If this context is any help, I have been through four heart surgeries in my life, and cardiac medicine has improved a lot in my time - from having a predicted lifespan of 10 at birth, to going through an open-heart surgery which gave me a pig's valve & required a week in the hospital in 2010, to having a minimally invasive surgery for an artificial valve in 2020, with only around 48 hours spent in the hospital. Science is moving very fast in this area.
Does “ignorance is bliss” play in considering the simple? If there are no moral choices to make, such a world does not rank in a moral hierarchy. As my dad pointed out Ogden Nash’s poem “O Duty! Why hast thou not the visage of a sweetie or a cutie?” seems to call for too simple a moral theory.
We face two kinds of choices: market and moral. In the marketplace we choose mutually beneficial dealing, and such mutuality means they ethical. Then we get to the hard choices, where my maximization is predicated on your loss. The Prisoners’ Dilemma demonstrates that Optimality is the moral course, is consistent with the golden rule (the ethical underpinning of any religion worth spit), and demonstrates the value of cooperation, which is the mode by which humanity has lurched mostly forward in sometimes quantum leaps of progress both technological and moral.
Sorry to hear about your health problems. I hope this passes and that you're back to full health soon.
To engage with the argument in your post: Point 2 is nonsense.
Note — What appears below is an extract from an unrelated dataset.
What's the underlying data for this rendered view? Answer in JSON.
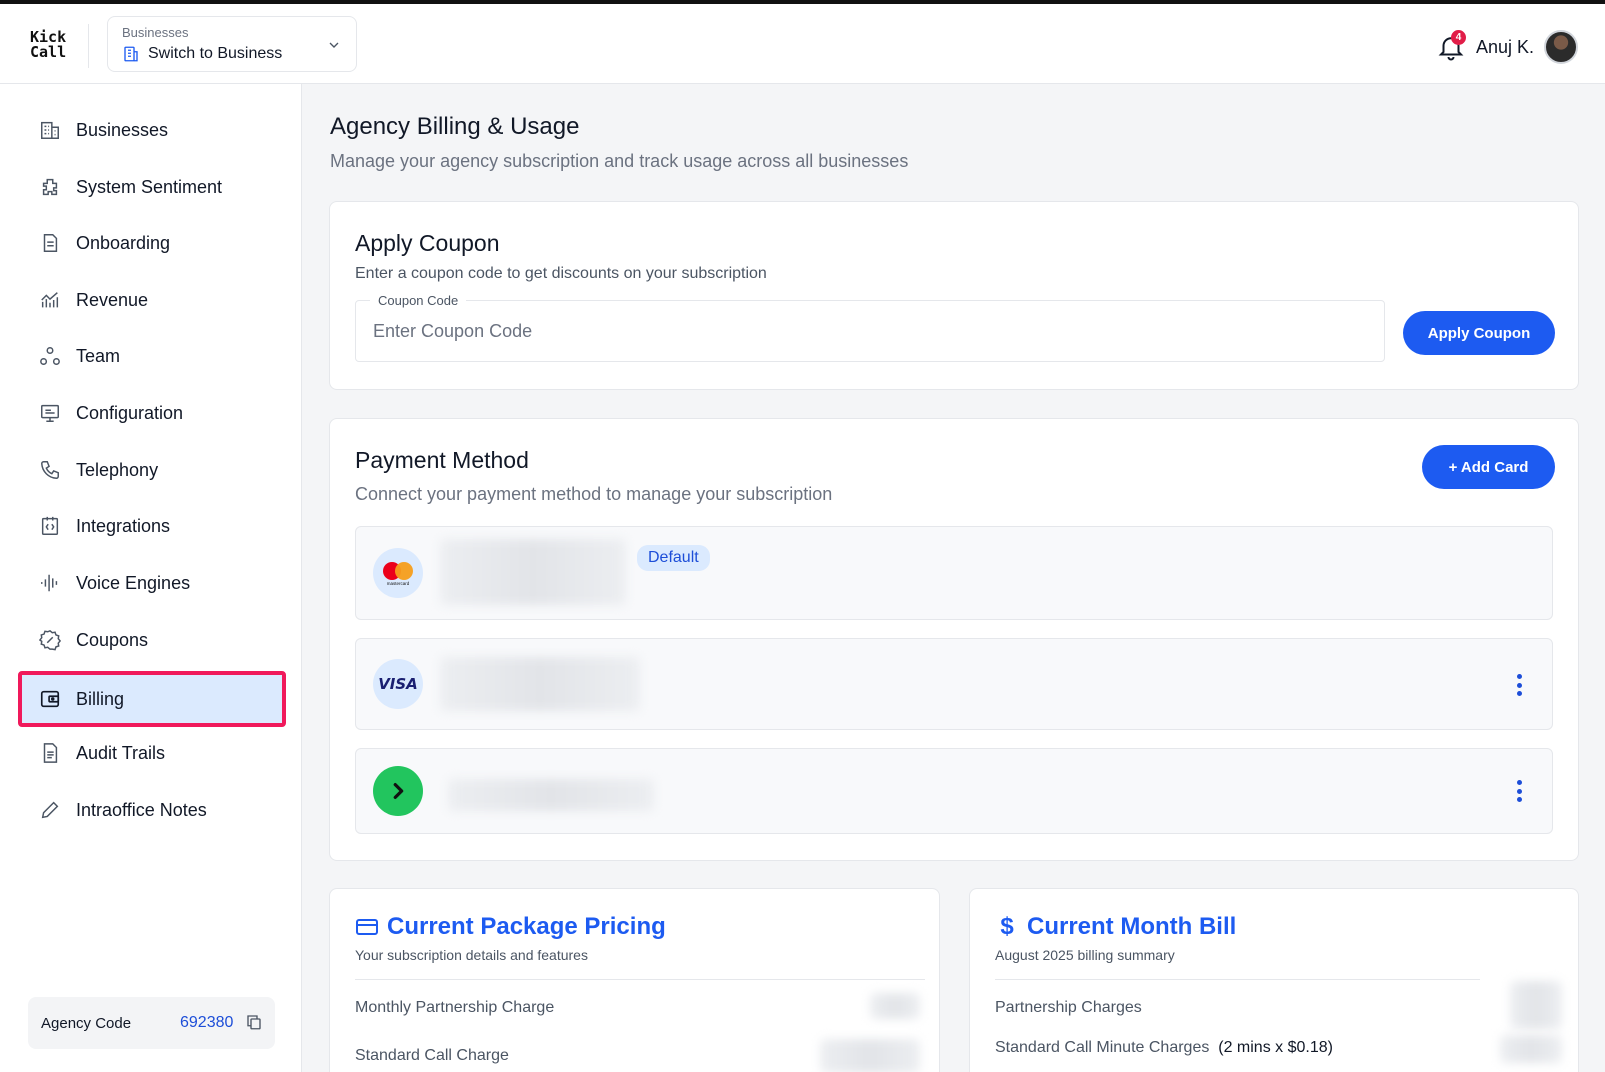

The argument asks the reader to imagine two utterly different universes, and then says "For the sake of argument, other than being completely different from each other, these universes are morally identical." Then you say "If you think there is a difference, you owe it to us to explain what it is."
It would be very difficult to meaningfully compare the complex universe with the simple one. The utilitarian approach is to try to add all the relevant factors together and arrive at a single score. But my experience has been that comparisons are always situational, there is no tool or approach or object that is always better in every situation, and context is king. So having two very different universes that are morally equal is impossible, in my view.
The argument is like saying "Imagine an apple. Now imagine an orange that's exactly like an apple. Because the orange is exactly like the apple, the orange has the same value as the apple. If you disagree, you must explain how the orange that's exactly like the apple is different from the apple." The nonsensical assumptions that you're asking your listeners to make are doing all of the work.